Her conclusion went against a view widely espoused by prominent astronomers, including Arthur Eddington: that stars are made up of essentially the same elements as Earth (silicon, carbon, iron and so on). In response to this criticism, and because she was anxious to get her results published, Payne downplayed her finding as a possible error. Russell was later credited with the discovery, having reached the same result by different means. Payne’s role stayed hidden from the wider scientific consciousness for several decades.

It doesn't sound like she was very likeable at a personal level, though:
I met Payne in the mid-1970s. I remember her as a stern, chain-smoking presence stalking the halls of the observatory: she scolded me for being late for a meeting (recently arrived from Italy, I regarded being precisely on time as impolite). After reading Moore’s well-researched book, I realized that she was a complex figure with whom I can empathize despite being two generations younger and from a different background. A committed scientist and mentor to a new generation, she successfully juggled career and family with a love of the arts and world travel.

Her autobiography (published privately as The Dyer’s Hand in 1979, and publicly as Cecilia Payne-Gaposchkin in 1984), is worth a read for its personal view of her multifaceted life and her interaction with observatory colleagues, including the female ‘computers’ who processed astronomical data.
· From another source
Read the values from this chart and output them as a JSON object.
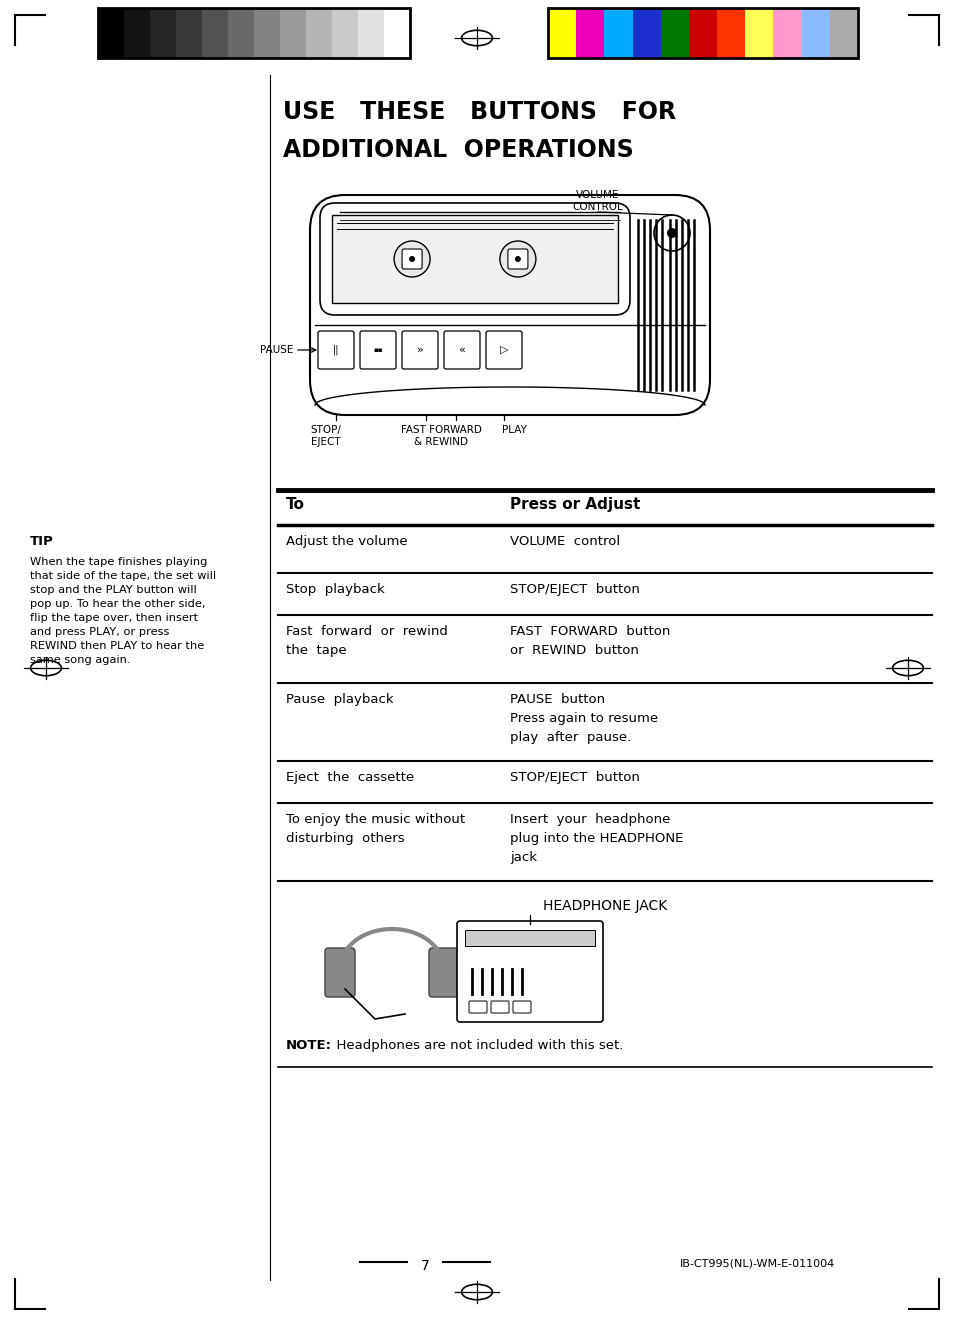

I also recommend for its immediacy her 1968 interview for the American Institute of Physics oral-history programme, conducted by Harvard astronomer and historian Owen Gingerich (see go.nature.com/37nm0vr). It captures her essential briskness and rare ability to talk in complex and nuanced sentences.
I expect Graeme (who has argued, from God's knows what line of reasoning, that planets grow up to be stars, to argue in comments that Arthur Eddington was right all along.)